Half of the ZTF observing time is used for public surveys. Since June 2018, UW is using prototype Rubin Observatory tools to forward alerts from these surveys to community brokers in near real time. Bulk public access to these alerts is also available.
ZTF's Galactic Plane surveys provide fertile ground for identifying new compact binaries through their optical variability. I am conducting large-scale searches for these systems using powerful new data-mining tools.
Fermi has discovered many millisecond pulsars eclipsing and ablating low-mass companions--"Black Widow" and "redback" systems. My study of the unique redback MSP binary PSR J2129-0429 revealed that it has a heavy neutron star of 1.7 solar masses as well as an unexpected optical dimming on a timescale of years. The system sits in an unusual region of binary evolution phase space, exactly at the bifurcation period between converging and diverging binaries.
I regularly mentor, co-mentor, and collaborate with undergraduates, graduate students, and postdocs.
Postdoctoral Scholars: Rebecca Phillipson (2020-21; MPS ASCEND Fellow, 2021-22), now MSP ASCEND Fellow, Villanova; Keaton Bell (NSF Fellow, 2019-22), now faculty, Queen's College, CUNY; K. Azalee Bostroem (DIRAC Fellow, 2021-22), now LSSTC Catalyst Fellow, Arizona
Graduate students: Myles McKay (2020; single-quarter project), Mikhaela Gallardo (2019; summer project), Kellen Lawson (Univ. of Oklahoma) (2017; summer project)
Undergraduate students: Rebecca Kyer (PreMAP 2019; 2019-21), now graduate school, Michigan State; Courtney Klein (with Jim Davenport; 2018-21), now graduate school, UC Irvine; AuDuyen Trinh (PreMAP, 2020); Simon Dawson (PreMAP, 2020); Abbas Jaffery (PreMAP, 2019); Konstantina Mason (PreMAP, 2019); Colton Peterson (PreMAP, 2019); Pricilla Dohrwardt (2019); Ryan Jackim (2018), now grad school at UBC; Franklin Marsh (2015, 2016), now at LinkedIn; Gandalf Saxe (2014); Talia Minear (2014); Rebecca Tang (2013)

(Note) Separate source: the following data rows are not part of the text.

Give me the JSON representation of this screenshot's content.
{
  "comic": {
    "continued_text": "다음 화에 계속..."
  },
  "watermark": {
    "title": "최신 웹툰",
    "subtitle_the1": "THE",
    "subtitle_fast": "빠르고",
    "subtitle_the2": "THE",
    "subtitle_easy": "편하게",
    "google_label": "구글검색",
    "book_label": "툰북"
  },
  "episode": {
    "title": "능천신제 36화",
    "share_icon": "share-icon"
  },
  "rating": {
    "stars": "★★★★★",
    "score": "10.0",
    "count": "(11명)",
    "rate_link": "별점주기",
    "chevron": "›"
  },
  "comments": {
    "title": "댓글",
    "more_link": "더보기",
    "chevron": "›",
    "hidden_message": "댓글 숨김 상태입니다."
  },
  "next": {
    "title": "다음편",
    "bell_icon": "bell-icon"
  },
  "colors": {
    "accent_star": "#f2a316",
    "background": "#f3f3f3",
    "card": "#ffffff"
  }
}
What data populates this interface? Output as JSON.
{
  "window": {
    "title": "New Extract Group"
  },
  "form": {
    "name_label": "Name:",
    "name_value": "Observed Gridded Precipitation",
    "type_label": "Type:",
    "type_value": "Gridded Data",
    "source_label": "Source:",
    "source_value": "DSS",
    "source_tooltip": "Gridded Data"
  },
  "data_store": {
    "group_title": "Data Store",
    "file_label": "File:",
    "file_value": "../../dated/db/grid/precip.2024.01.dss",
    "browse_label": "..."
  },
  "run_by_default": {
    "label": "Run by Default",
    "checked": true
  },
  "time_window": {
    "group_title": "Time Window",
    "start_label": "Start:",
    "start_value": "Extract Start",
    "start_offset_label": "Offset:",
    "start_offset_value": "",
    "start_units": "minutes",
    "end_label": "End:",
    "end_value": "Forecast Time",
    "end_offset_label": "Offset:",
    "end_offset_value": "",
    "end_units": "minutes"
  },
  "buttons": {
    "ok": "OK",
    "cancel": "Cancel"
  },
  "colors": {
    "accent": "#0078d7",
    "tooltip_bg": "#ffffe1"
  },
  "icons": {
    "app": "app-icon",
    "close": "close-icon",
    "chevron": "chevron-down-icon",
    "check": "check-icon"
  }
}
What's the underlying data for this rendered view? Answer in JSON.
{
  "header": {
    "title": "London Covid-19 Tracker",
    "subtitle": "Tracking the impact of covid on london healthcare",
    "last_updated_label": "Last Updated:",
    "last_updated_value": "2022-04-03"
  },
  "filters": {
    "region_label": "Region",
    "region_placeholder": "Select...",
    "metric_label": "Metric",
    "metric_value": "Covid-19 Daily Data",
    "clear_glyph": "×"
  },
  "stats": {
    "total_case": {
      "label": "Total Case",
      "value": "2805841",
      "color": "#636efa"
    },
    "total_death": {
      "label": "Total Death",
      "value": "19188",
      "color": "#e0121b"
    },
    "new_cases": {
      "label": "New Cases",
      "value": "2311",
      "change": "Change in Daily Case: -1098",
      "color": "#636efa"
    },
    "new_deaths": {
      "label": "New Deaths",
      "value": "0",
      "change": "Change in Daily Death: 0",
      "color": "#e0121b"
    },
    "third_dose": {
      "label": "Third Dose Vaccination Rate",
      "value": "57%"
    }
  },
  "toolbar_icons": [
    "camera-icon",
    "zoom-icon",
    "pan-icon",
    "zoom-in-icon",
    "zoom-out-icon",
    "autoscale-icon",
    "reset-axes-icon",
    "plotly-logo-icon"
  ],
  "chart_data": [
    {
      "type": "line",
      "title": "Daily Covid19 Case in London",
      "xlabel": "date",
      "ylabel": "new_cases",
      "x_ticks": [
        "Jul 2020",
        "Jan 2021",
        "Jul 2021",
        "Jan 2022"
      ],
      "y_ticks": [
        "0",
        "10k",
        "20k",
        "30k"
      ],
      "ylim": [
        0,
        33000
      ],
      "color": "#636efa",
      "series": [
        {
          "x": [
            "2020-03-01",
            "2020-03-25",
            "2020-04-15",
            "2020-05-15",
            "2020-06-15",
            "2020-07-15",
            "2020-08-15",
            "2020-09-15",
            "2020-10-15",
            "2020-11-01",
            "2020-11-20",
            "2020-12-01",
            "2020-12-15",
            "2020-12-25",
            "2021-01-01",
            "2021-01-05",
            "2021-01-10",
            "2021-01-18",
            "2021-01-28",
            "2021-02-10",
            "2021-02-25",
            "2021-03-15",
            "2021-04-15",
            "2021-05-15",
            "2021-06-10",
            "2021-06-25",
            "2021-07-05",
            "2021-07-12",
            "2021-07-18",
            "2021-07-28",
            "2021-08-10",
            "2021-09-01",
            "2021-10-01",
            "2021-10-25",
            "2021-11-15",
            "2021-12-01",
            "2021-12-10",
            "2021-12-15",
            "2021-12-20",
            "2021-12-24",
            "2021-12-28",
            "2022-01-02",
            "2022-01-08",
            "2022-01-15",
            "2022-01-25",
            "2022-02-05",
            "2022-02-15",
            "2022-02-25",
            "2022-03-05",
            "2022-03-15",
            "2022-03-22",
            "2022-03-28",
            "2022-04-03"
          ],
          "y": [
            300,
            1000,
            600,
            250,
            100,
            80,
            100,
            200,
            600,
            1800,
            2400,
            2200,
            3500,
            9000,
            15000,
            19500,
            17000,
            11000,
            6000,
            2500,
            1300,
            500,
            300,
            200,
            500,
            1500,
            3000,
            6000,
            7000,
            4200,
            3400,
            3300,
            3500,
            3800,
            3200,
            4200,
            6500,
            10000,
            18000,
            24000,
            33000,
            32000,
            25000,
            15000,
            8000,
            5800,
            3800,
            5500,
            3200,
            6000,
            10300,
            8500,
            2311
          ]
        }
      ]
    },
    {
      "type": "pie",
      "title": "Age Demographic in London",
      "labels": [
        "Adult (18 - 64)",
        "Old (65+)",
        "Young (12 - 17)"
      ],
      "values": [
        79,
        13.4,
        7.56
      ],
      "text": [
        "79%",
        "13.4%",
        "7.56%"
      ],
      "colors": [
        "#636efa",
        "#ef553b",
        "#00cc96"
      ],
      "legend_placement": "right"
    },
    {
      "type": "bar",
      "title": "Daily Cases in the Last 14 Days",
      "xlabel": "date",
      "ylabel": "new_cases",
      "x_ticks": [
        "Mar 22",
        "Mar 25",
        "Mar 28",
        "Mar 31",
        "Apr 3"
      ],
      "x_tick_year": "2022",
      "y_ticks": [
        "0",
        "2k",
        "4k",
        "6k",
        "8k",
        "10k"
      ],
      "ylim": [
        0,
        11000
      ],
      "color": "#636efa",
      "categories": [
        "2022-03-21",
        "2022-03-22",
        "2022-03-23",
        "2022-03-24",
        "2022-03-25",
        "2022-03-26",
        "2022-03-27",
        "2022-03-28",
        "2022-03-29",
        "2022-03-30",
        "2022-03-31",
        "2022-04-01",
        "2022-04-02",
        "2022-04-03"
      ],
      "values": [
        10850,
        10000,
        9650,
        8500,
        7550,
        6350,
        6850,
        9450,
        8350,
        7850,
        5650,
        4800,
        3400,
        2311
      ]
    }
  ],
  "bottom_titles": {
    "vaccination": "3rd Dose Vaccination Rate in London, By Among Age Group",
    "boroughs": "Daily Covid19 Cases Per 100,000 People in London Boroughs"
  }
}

My graduate and postdoctoral research included studies of gamma-ray bursts (GRBs) as well as high-energy instrumentation. I was a member of the NuSTAR commissioning team and flew a gamma-ray Compton telescope on stratospheric balloons.
With NuSTAR, I discovered an unusual extra component in the late-time X-ray afterglow of the ultra-long GRB130925A. In contrast, NuSTAR data for the bright nearby GRB130427A was consistent with emission by a single mechanism. In my dissertation, I evaluated multi-component "quasi-thermal" spectral models of the GRB prompt emission using RHESSI and Swift.
I participated in two campaigns of the balloon-borne gamma-ray Nuclear Compton Telescope, a predecessor to the COSI telescope. I maintained the flight control software and calibrated its effective area and polarization response for future observations of GRBs. Our 2009 New Mexico flight yielded the first image of the Crab Nebula by a compact Compton telescope. I led our 2010 Alice Springs campaign, directing shipping logistics, field operations, and interfaces with NASA and the media.
My campaign blog chronicled these adventures.